Lawrence Lee, MD, MSc, Juan Mata, MD, Tara Landry, MLIS, Kosar A Khwaja, MD, MBA, Melina C Vassiliou, MD, MEd, Gerald M Fried, MD, Liane S Feldman, MD. McGill University Health Centre.
INTRODUCTION: Guidelines recommend the use of bioprosthetics for abdominal wall reinforcement in contaminated fields, but the evidence supporting the use of biologic over synthetic non-absorbable prosthetics for this indication is poor. Therefore the objective was to perform a systematic review of outcomes after synthetic non-absorbable and biologic prosthetics for ventral hernia repair or prophylaxis in contaminated fields.
METHODS AND PROCEDURES: A systematic literature search (Medline, Embase, Biosis Previews, Cochrane, Scopus and Web of Science databases, in addition to grey literature) identified all articles published up to April 2013 that reported outcomes after abdominal wall reinforcement using synthetic non-absorbable or biologic prosthetics in contaminated fields. Studies were included if they included at least 10 cases (excluding inguinal and parastomal hernias), and reported outcomes specifically in contaminated fields. Quality assessment was performed using the MINORS instrument. Two authors independently screened all citations, reviewed relevant full-text articles and extracted data. The main outcomes measures were the incidence of wound infection and hernia at follow-up. Secondary outcomes included incidence of prosthetic explantation and enterocutaneous fistula formation. Weighted pooled proportions were calculated using a random effects model.

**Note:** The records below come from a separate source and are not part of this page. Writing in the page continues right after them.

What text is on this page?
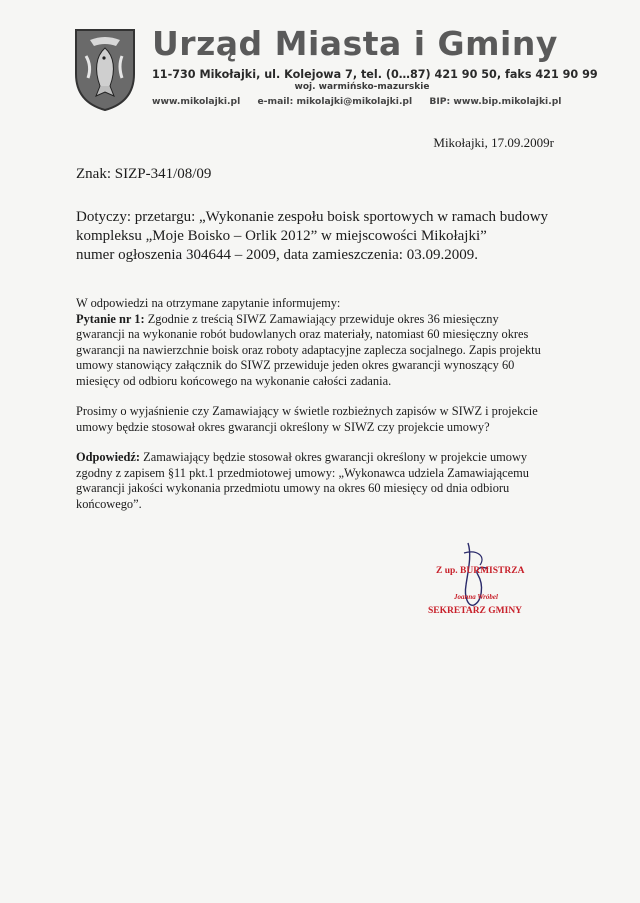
Urząd Miasta i Gminy
11-730 Mikołajki, ul. Kolejowa 7, tel. (0…87) 421 90 50, faks 421 90 99
woj. warmińsko-mazurskie
www.mikolajki.pl e-mail: mikolajki@mikolajki.pl BIP: www.bip.mikolajki.pl
Mikołajki, 17.09.2009r
Znak: SIZP-341/08/09
Dotyczy: przetargu: „Wykonanie zespołu boisk sportowych w ramach budowy
kompleksu „Moje Boisko – Orlik 2012” w miejscowości Mikołajki”
numer ogłoszenia 304644 – 2009, data zamieszczenia: 03.09.2009.
W odpowiedzi na otrzymane zapytanie informujemy:
Pytanie nr 1: Zgodnie z treścią SIWZ Zamawiający przewiduje okres 36 miesięczny
gwarancji na wykonanie robót budowlanych oraz materiały, natomiast 60 miesięczny okres
gwarancji na nawierzchnie boisk oraz roboty adaptacyjne zaplecza socjalnego. Zapis projektu
umowy stanowiący załącznik do SIWZ przewiduje jeden okres gwarancji wynoszący 60
miesięcy od odbioru końcowego na wykonanie całości zadania.
Prosimy o wyjaśnienie czy Zamawiający w świetle rozbieżnych zapisów w SIWZ i projekcie
umowy będzie stosował okres gwarancji określony w SIWZ czy projekcie umowy?
Odpowiedź: Zamawiający będzie stosował okres gwarancji określony w projekcie umowy
zgodny z zapisem §11 pkt.1 przedmiotowej umowy: „Wykonawca udziela Zamawiającemu
gwarancji jakości wykonania przedmiotu umowy na okres 60 miesięcy od dnia odbioru
końcowego”.
Z up. BURMISTRZA
Joanna Wróbel
SEKRETARZ GMINY
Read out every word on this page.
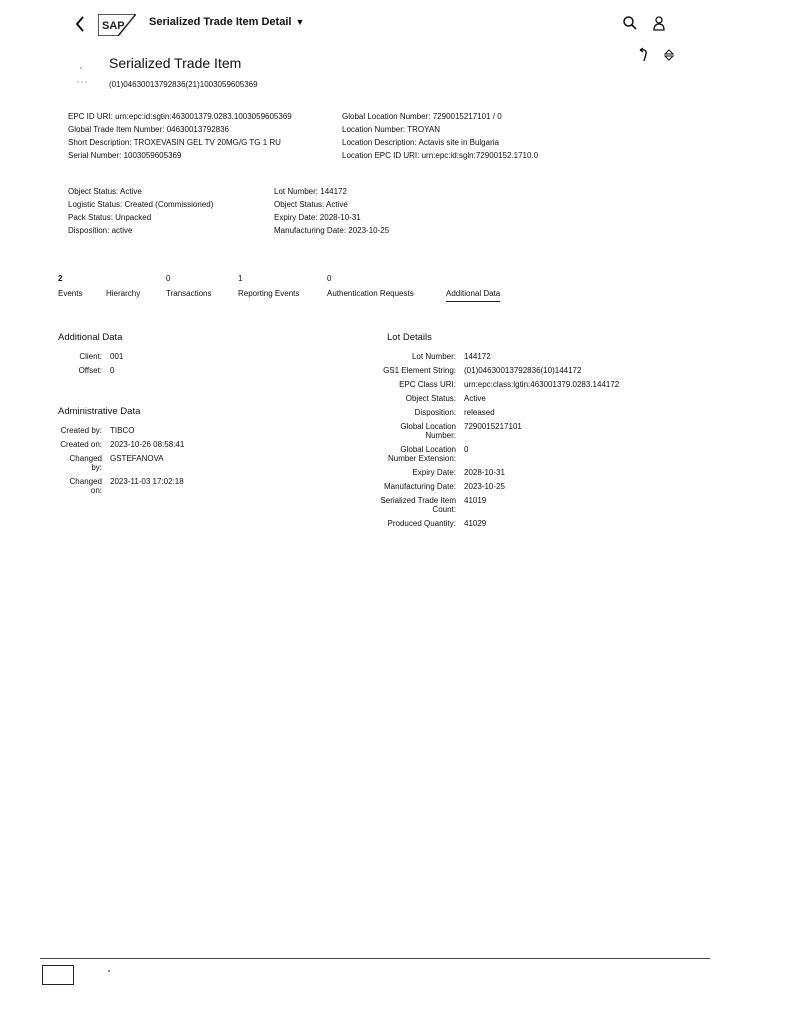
SAP Serialized Trade Item Detail ▼
Serialized Trade Item
(01)04630013792836(21)1003059605369
EPC ID URI: urn:epc:id:sgtin:463001379.0283.1003059605369
Global Trade Item Number: 04630013792836
Short Description: TROXEVASIN GEL TV 20MG/G TG 1 RU
Serial Number: 1003059605369
Global Location Number: 7290015217101 / 0
Location Number: TROYAN
Location Description: Actavis site in Bulgaria
Location EPC ID URI: urn:epc:id:sgln:72900152.1710.0
Object Status: Active
Logistic Status: Created (Commissioned)
Pack Status: Unpacked
Disposition: active
Lot Number: 144172
Object Status: Active
Expiry Date: 2028-10-31
Manufacturing Date: 2023-10-25
2
Events	Hierarchy
0
Transactions
1
Reporting Events
0
Authentication Requests	Additional Data
Additional Data
Client: 001
Offset: 0
Administrative Data
Created by: TIBCO
Created on: 2023-10-26 08:58:41
Changed by:
GSTEFANOVA
Changed on:
2023-11-03 17:02:18
Lot Details
Lot Number: 144172
GS1 Element String: (01)04630013792836(10)144172
EPC Class URI: urn:epc:class:lgtin:463001379.0283.144172
Object Status: Active
Disposition: released
Global Location Number:
7290015217101
Global Location Number Extension:
0
Expiry Date: 2028-10-31
Manufacturing Date: 2023-10-25
Serialized Trade Item Count:
41019
Produced Quantity: 41029
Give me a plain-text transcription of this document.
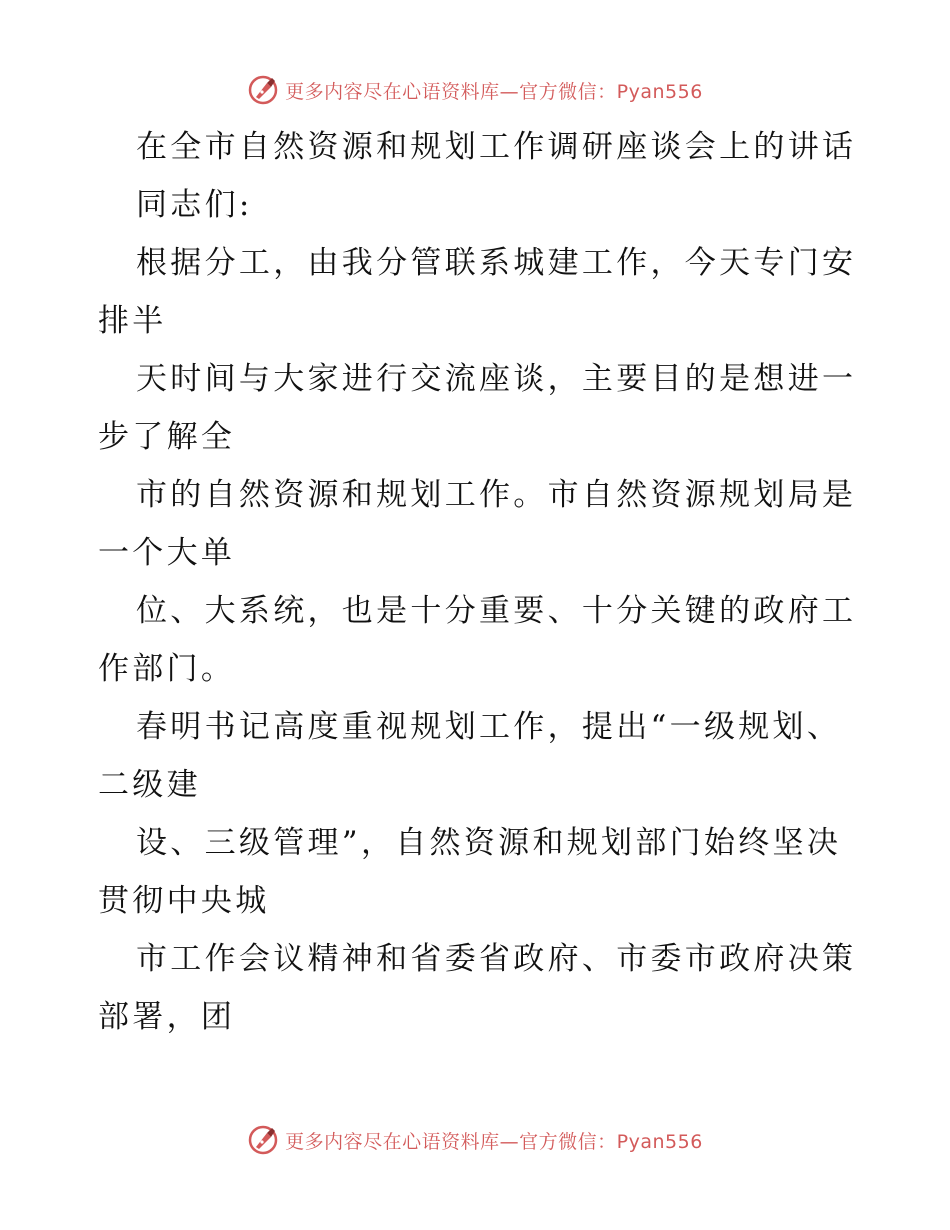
更多内容尽在心语资料库—官方微信：Pyan556
在全市自然资源和规划工作调研座谈会上的讲话
同志们:
根据分工，由我分管联系城建工作，今天专门安
排半
天时间与大家进行交流座谈，主要目的是想进一
步了解全
市的自然资源和规划工作。市自然资源规划局是
一个大单
位、大系统，也是十分重要、十分关键的政府工
作部门。
春明书记高度重视规划工作，提出“一级规划、
二级建
设、三级管理”，自然资源和规划部门始终坚决
贯彻中央城
市工作会议精神和省委省政府、市委市政府决策
部署，团
更多内容尽在心语资料库—官方微信：Pyan556
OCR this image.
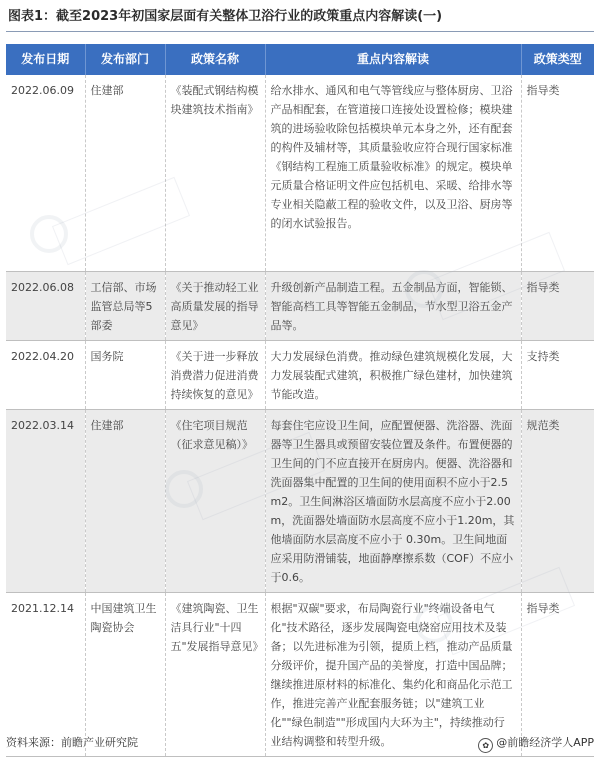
图表1：截至2023年初国家层面有关整体卫浴行业的政策重点内容解读(一)
发布日期	发布部门	政策名称	重点内容解读	政策类型
2022.06.09	住建部	《装配式钢结构模块建筑技术指南》	给水排水、通风和电气等管线应与整体厨房、卫浴产品相配套，在管道接口连接处设置检修；模块建筑的进场验收除包括模块单元本身之外，还有配套的构件及辅材等，其质量验收应符合现行国家标准《钢结构工程施工质量验收标准》的规定。模块单元质量合格证明文件应包括机电、采暖、给排水等专业相关隐蔽工程的验收文件，以及卫浴、厨房等的闭水试验报告。	指导类
2022.06.08	工信部、市场监管总局等5部委	《关于推动轻工业高质量发展的指导意见》	升级创新产品制造工程。五金制品方面，智能锁、智能高档工具等智能五金制品，节水型卫浴五金产品等。	指导类
2022.04.20	国务院	《关于进一步释放消费潜力促进消费持续恢复的意见》	大力发展绿色消费。推动绿色建筑规模化发展，大力发展装配式建筑，积极推广绿色建材，加快建筑节能改造。	支持类
2022.03.14	住建部	《住宅项目规范（征求意见稿）》	每套住宅应设卫生间，应配置便器、洗浴器、洗面器等卫生器具或预留安装位置及条件。布置便器的卫生间的门不应直接开在厨房内。便器、洗浴器和洗面器集中配置的卫生间的使用面积不应小于2.5m2。卫生间淋浴区墙面防水层高度不应小于2.00m，洗面器处墙面防水层高度不应小于1.20m，其他墙面防水层高度不应小于 0.30m。卫生间地面应采用防滑铺装，地面静摩擦系数（COF）不应小于0.6。	规范类
2021.12.14	中国建筑卫生陶瓷协会	《建筑陶瓷、卫生洁具行业"十四五"发展指导意见》	根据"双碳"要求，布局陶瓷行业"终端设备电气化"技术路径，逐步发展陶瓷电烧窑应用技术及装备；以先进标准为引领，提质上档，推动产品质量分级评价，提升国产品的美誉度，打造中国品牌；继续推进原材料的标准化、集约化和商品化示范工作，推进完善产业配套服务链；以"建筑工业化""绿色制造""形成国内大环为主"，持续推动行业结构调整和转型升级。	指导类
资料来源：前瞻产业研究院	✿ @前瞻经济学人APP
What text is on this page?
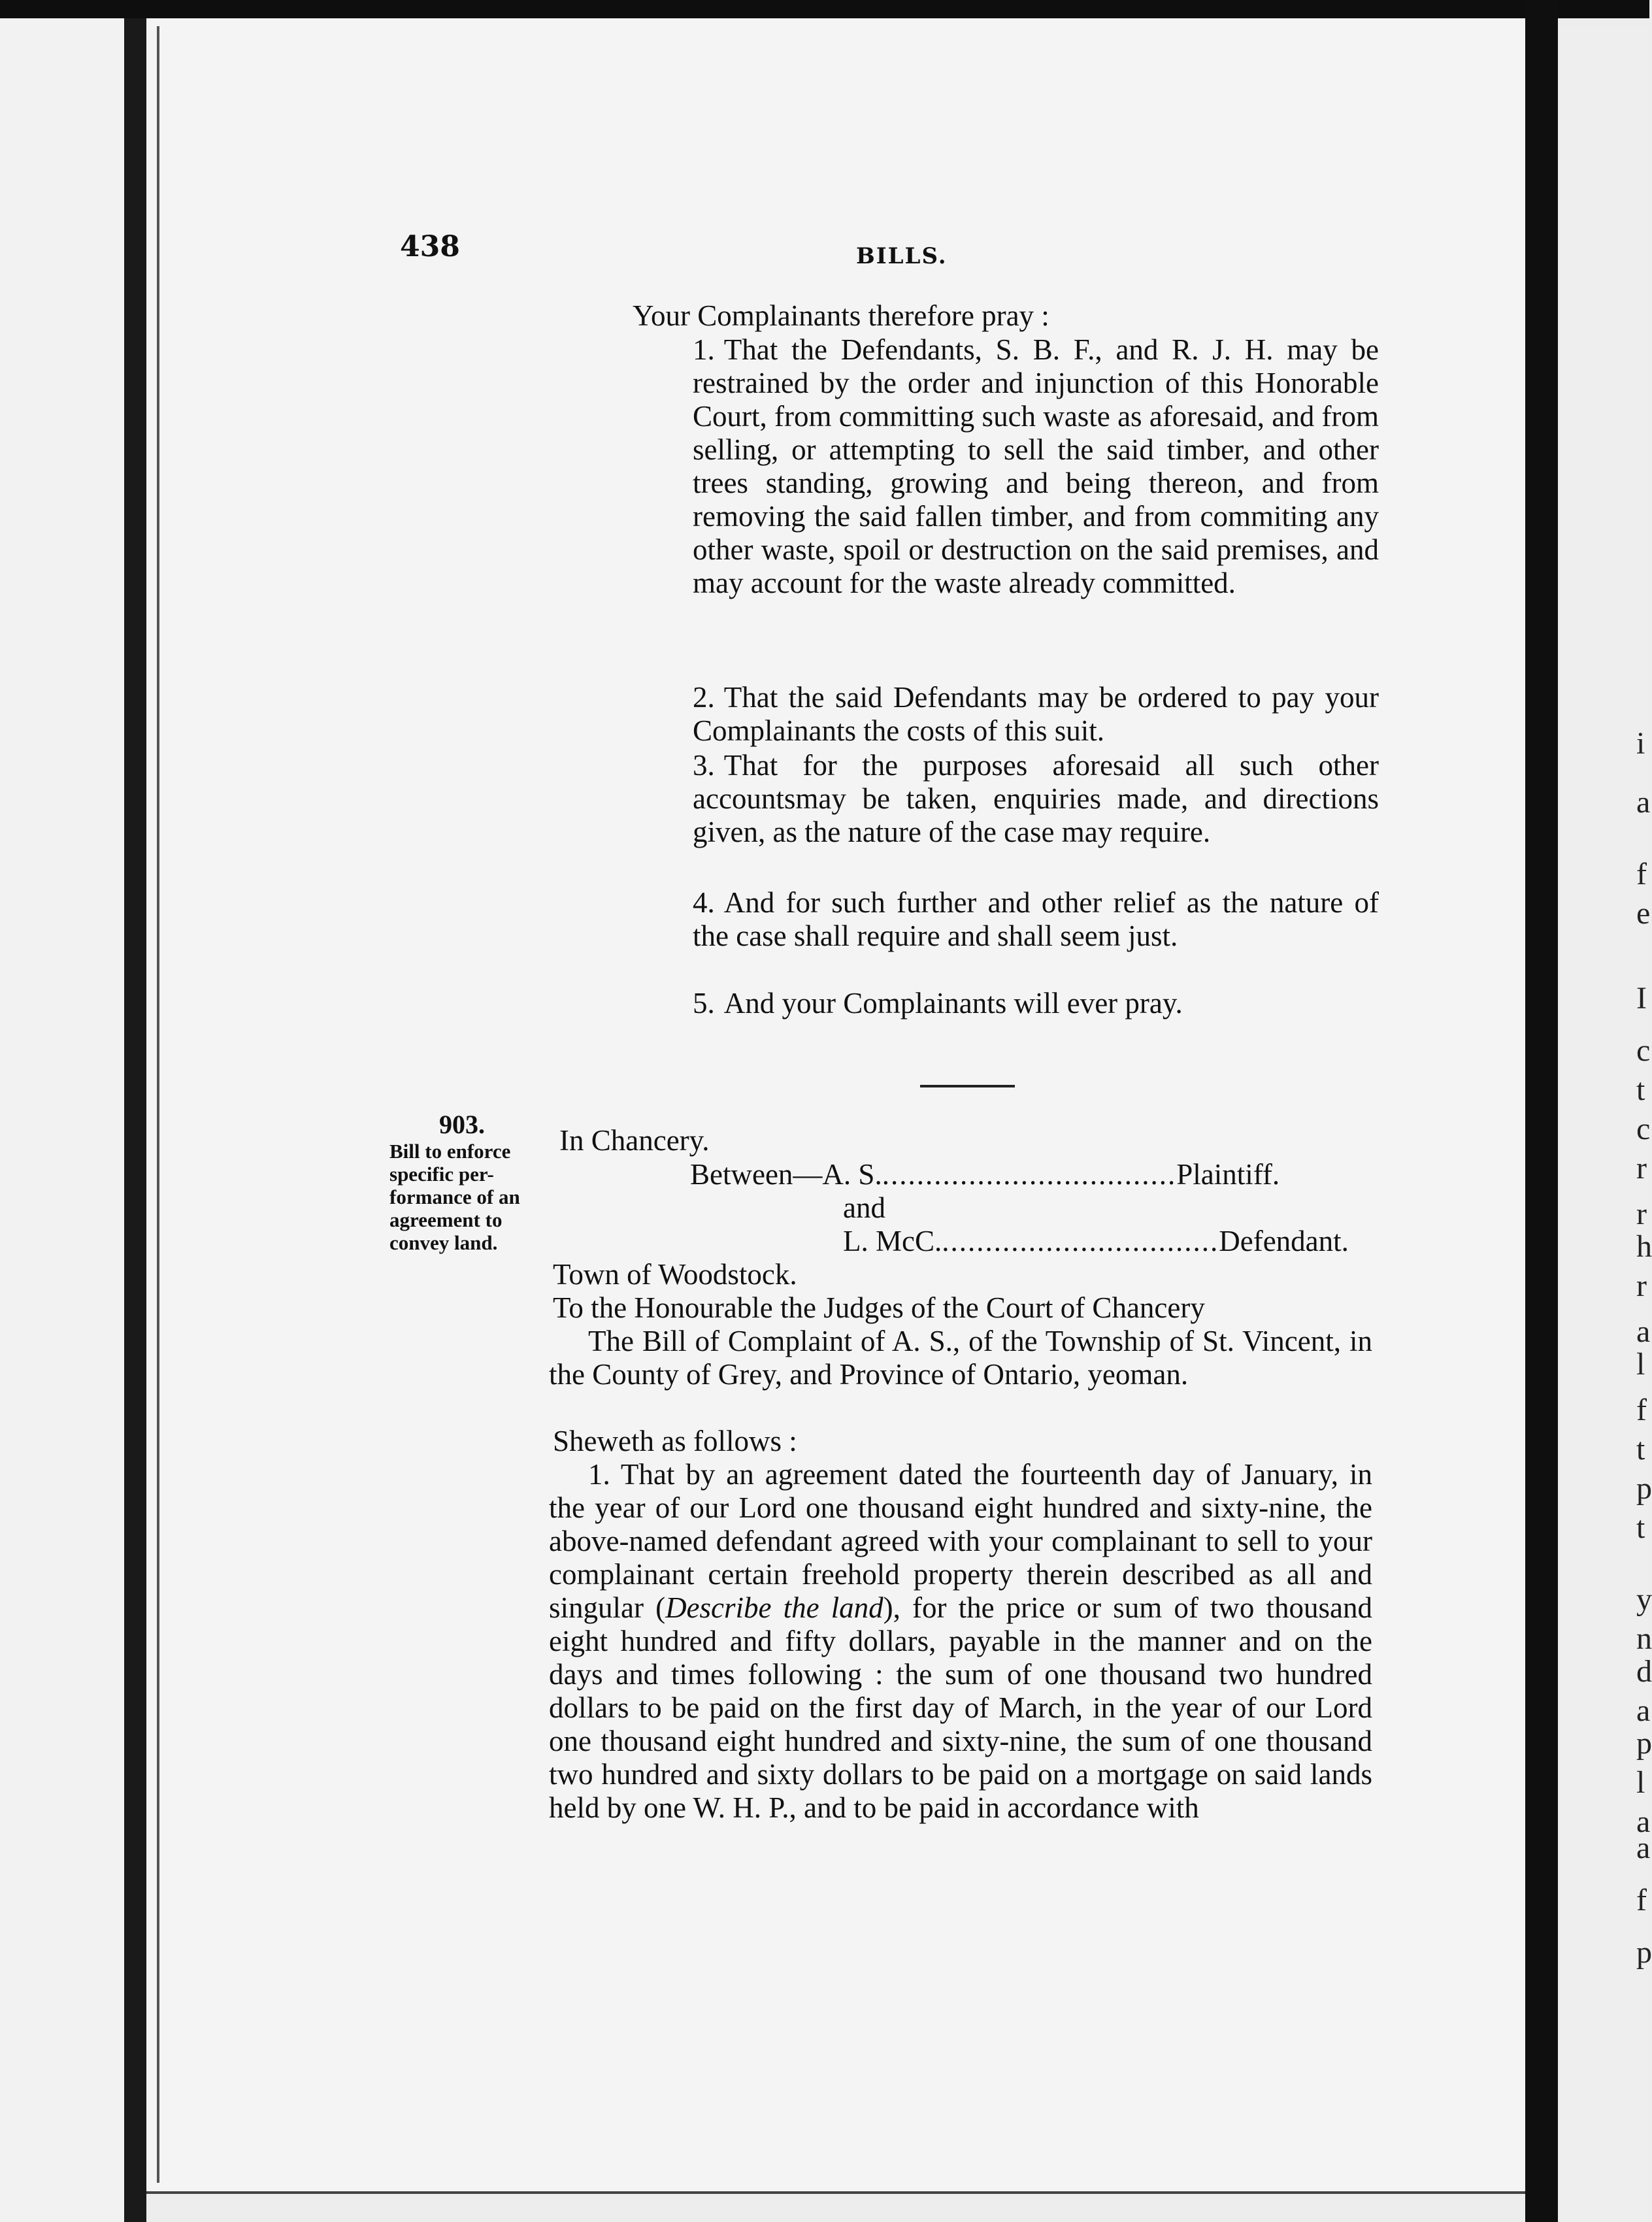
i
a
f
e
I
c
t
c
r
r
h
r
a
l
f
t
p
t
y
n
d
a
p
l
a
a
f
p
438	BILLS.
Your Complainants therefore pray :

1. That the Defendants, S. B. F., and R. J. H. may be restrained by the order and injunction of this Honorable Court, from committing such waste as aforesaid, and from selling, or attempting to sell the said timber, and other trees standing, growing and being thereon, and from removing the said fallen timber, and from commiting any other waste, spoil or destruction on the said premises, and may account for the waste already committed.

2. That the said Defendants may be ordered to pay your Complainants the costs of this suit.

3. That for the purposes aforesaid all such other accountsmay be taken, enquiries made, and directions given, as the nature of the case may require.

4. And for such further and other relief as the nature of the case shall require and shall seem just.

5. And your Complainants will ever pray.

903.
Bill to enforce
specific per-
formance of an
agreement to
convey land.
In Chancery.
Between—A. S...................................Plaintiff.
and
L. McC.................................Defendant.
Town of Woodstock.
To the Honourable the Judges of the Court of Chancery

The Bill of Complaint of A. S., of the Township of St. Vincent, in the County of Grey, and Province of Ontario, yeoman.

Sheweth as follows :

1. That by an agreement dated the fourteenth day of January, in the year of our Lord one thousand eight hundred and sixty-nine, the above-named defendant agreed with your complainant to sell to your complainant certain freehold property therein described as all and singular (Describe the land), for the price or sum of two thousand eight hundred and fifty dollars, payable in the manner and on the days and times following : the sum of one thousand two hundred dollars to be paid on the first day of March, in the year of our Lord one thousand eight hundred and sixty-nine, the sum of one thousand two hundred and sixty dollars to be paid on a mortgage on said lands held by one W. H. P., and to be paid in accordance with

RESULTS: A total of 2032 unique citations were identified, out of which 32 studies met the inclusion criteria and were included for synthesis (bioprosthetics: 18 studies; synthetic non-absorbable: 12; both 2). Mean sample size was 41.4 (range 10–190), and duration of follow-up was >1year in 72% of studies. Overall quality was low (mean 6.2, range 1-12). Pooled wound infection rates were 31.6% (95% CI 14.5–48.7) with biologic and 6.4% (95% CI 3.4–9.4) with synthetic non-absorbable prosthetics in clean-contaminated cases, with similar hernia rates. In contaminated and/or dirty fields, wound infection rates were similar, but pooled hernia rates were 27.2% (95% CI 9.5– 44.9) with biologic and 3.2% (95% CI 0.0–11.0) with synthetic non-absorbable prosthetics. Other outcomes were comparable. In subgroup analyses, there were no differences in wound infection or hernia at follow-up for different synthetic non-absorbable (coated polypropylene (PP), heavyweight PP, lightweight PP) or biologic (human dermis, porcine dermis, porcine small intestine submucosa) in clean-contaminated, or contaminated and/or dirty fields.
CONCLUSIONS: The available evidence is limited, but does not support the superiority of biologic over synthetic non-absorbable prosthetics in contaminated fields.